Giving a platform to New Music in Dublin
One of the leading lights of Ireland’s contemporary music scene, Donnacha Dennehy of the Crash Ensemble, takes the reins as festival director this year, and is presenting a menu of composers not often heard in the concert halls of this country: Georg Friedrich Haas, Hans Abrahamsen, Claude Vivier and Harrison Birtwistle.
The featured work from Abrahamsen, Schnee (Snow), will be played by Dennehy’s Crash Ensemble. It’s an hour-long work that grows from opening strings worthy of Bernard Herrmann, overlaid by percussive piano notes, through five sections, or canons, that evoke icy minimalism, flights of colour and occasional dissonant moments. Eleven in the evening seems the perfect time to hear this mesmeric, trance-like piece.
Abrahamsen also features in a concert by those contemporary music veterans the Arditti Quartet. The highlight of their show will be a piece specially composed for them by Iannis Xenakis. His Tetras puts a string quartet through its paces in ways you’re unlikely to have heard before. It’s a virtuoso piece requiring virtuoso players.
The Arditti will have a second outing in the old Engineering Library of the Concert Hall at 11pm on March 6. Then, they will play GF Haas’s In iij Noct, a piece that comes with some unusual strictures: it’s played in darkness. The musicians cannot see their music, or their fellow players, and are seated as far apart as the stage will allow.
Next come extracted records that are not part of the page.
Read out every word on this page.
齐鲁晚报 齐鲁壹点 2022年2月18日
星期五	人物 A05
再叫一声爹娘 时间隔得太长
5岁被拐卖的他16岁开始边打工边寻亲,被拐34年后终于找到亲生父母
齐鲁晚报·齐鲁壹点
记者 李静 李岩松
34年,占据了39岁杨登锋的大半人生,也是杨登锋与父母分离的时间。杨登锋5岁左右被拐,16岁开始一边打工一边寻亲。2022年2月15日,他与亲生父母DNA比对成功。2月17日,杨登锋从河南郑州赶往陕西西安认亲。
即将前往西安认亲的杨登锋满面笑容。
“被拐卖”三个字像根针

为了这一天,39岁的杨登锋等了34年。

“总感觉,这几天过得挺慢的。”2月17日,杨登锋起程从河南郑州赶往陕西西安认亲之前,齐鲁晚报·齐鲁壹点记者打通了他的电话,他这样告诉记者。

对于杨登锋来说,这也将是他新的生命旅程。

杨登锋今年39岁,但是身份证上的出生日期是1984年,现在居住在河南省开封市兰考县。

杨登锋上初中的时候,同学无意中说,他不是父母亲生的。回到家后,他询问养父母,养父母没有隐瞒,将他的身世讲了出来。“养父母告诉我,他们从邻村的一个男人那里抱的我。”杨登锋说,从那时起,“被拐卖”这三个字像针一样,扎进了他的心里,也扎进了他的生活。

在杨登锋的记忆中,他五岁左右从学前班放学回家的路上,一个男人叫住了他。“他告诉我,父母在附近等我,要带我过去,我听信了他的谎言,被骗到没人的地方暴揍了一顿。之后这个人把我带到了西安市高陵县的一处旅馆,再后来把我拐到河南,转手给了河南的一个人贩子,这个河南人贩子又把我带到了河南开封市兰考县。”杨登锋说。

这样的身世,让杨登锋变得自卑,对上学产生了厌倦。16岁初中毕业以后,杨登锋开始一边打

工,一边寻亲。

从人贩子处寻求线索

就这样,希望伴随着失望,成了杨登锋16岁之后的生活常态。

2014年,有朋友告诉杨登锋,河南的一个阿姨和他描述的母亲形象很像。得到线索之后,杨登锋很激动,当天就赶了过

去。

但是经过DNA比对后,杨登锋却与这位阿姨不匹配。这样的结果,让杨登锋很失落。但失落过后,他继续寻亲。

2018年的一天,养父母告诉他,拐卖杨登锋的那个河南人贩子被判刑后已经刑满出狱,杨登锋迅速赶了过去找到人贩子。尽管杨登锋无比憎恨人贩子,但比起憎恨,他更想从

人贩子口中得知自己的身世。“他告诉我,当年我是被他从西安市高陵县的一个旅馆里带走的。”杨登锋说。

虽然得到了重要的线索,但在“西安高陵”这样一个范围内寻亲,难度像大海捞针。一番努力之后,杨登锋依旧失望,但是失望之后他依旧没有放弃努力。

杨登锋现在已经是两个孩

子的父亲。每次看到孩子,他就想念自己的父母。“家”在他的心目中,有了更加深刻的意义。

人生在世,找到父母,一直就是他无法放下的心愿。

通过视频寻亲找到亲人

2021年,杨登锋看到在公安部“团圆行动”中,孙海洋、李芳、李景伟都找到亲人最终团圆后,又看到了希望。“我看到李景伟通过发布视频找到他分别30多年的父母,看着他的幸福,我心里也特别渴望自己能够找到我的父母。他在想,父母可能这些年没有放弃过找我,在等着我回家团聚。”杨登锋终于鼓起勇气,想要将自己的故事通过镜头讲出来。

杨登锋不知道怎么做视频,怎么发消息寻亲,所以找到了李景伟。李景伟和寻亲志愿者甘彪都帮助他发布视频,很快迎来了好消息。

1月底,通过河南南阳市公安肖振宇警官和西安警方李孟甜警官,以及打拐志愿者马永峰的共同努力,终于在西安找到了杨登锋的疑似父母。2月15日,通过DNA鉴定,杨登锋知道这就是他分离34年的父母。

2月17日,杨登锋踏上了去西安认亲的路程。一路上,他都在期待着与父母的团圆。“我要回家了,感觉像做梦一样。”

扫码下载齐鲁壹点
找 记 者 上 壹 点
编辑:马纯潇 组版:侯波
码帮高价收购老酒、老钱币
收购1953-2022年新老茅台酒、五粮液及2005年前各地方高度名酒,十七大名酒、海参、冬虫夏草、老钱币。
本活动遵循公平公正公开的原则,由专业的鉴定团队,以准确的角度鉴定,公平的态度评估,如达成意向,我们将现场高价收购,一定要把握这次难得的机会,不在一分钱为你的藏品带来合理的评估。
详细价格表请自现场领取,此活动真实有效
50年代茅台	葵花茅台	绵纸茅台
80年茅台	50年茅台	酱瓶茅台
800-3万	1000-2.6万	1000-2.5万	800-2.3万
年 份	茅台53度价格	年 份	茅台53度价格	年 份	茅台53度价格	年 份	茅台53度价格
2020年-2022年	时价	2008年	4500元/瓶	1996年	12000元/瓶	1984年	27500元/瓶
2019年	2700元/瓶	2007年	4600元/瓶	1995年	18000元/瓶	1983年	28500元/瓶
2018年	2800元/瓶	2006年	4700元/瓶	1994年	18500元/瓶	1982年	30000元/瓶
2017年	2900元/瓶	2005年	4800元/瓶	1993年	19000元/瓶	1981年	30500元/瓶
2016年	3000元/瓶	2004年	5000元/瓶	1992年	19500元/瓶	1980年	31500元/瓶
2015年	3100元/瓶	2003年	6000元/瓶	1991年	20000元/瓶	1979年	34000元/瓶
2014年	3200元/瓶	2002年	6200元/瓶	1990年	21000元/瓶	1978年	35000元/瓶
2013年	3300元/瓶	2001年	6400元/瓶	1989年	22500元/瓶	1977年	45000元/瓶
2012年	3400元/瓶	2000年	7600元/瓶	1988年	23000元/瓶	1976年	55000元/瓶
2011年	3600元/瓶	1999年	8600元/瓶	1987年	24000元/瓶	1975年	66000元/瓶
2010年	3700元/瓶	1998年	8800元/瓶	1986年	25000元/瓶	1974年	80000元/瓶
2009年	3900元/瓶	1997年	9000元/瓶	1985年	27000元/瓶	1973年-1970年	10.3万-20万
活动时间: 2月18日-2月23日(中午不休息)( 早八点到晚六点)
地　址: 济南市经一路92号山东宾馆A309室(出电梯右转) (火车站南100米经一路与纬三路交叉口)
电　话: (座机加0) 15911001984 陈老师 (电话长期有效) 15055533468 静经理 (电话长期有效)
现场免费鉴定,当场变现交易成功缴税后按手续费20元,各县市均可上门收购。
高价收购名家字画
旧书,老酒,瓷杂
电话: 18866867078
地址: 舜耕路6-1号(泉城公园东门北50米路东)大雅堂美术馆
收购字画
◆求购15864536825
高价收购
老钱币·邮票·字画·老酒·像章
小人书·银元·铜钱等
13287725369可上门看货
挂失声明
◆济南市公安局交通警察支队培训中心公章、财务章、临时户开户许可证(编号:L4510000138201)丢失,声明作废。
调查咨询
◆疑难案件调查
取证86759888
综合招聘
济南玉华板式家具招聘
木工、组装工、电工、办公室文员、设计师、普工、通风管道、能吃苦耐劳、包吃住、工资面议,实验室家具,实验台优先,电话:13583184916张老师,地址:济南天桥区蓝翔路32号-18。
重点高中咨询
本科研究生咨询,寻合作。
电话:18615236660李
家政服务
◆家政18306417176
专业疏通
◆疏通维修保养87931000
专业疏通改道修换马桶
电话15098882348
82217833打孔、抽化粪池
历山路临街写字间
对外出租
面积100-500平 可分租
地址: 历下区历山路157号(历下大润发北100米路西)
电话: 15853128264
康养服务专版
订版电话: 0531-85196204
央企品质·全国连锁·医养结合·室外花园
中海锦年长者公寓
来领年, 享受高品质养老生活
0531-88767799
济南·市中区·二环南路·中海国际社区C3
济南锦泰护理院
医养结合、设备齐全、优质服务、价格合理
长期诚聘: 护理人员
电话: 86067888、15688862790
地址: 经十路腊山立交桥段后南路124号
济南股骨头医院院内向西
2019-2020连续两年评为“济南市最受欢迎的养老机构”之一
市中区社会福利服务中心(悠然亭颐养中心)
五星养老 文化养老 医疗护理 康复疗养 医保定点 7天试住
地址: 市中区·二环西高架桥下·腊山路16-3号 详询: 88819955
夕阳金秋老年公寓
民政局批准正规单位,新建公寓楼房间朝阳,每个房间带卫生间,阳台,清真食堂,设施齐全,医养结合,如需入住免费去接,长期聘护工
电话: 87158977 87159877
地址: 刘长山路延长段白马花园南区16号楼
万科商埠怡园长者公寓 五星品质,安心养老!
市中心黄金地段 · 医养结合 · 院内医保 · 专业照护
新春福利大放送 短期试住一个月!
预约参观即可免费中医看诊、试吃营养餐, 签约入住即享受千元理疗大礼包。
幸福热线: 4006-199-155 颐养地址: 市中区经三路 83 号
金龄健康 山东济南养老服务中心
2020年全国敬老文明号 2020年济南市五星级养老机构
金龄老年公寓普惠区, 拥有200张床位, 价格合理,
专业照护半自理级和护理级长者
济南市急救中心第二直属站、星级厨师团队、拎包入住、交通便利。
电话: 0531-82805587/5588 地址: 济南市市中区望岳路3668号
Night owls are again catered for with a performance of Oktophonie, Stockhausen’s synthesizer-led electronic work. In performance, the audience is intended to sit in the midst of eight speakers, which form an “octophonic” cube around them. How the old Medical Library at the Concert Hall accommodates this should be interesting to see, and hear.
Counting down: just 9 days till @newmusicdublin at @nch_music #dublin #festival #music
— New Music Dublin (@NewMusicDublin) February 25, 2014
New Music Dublin fills the hole in the music calendar left by RTÉ’s Living Music Festival, which brought such eminent composers as Steve Reich and Arvo Part to Dublin. It’s good, then, to see New Music Dublin keep that emphasis on the lives behind the music with the visit to Dublin of Harrison Birtwistle. The English composer will present an analysis of his Earth Dances before its performance by the National Symphony Orchestra.
The RTÉ Contempo String Quartet will perform Birtwistle’s Clarinet Quintet, an arrangement for strings and the first instrument Birtwistle learned to play, as a seven-year-old in 1940s Accrington.
The final Etude of Ligeti that we will perform at this year's @NewMusicDublin festival on March 7th. http://t.co/Mooktlllze
— CRASH ENSEMBLE (@crashensemble) February 22, 2014
Two very distinctive local voices will be heard. Jennifer Walshe will present a work about the 1920s Irish avant garde, and a work entitled ‘All the Many Peopls’, showcasing her magpie aesthetic. Therese Fahy, meanwhile, will perform ‘Handprint’, a series of solo piano pieces written with the small-handed player in mind.
The UK 12-piece Icebreaker will be charting the career of Kraftwerk through J Peter Schwalm’s live reworking of their back catalogue. The piece will be performed along with an accompanying film shot in the German group’s native Ruhr valley.
The festival ends with the National Symphony Orchestra playing Michael Gordon’s deconstruction of Beethoven’s Seventh Symphony, grappling with the walls of sound in Gerald Barry’s Chevaux de Frise, and serving a solo soprano in Claude Vivier’s haunting Lonely Child.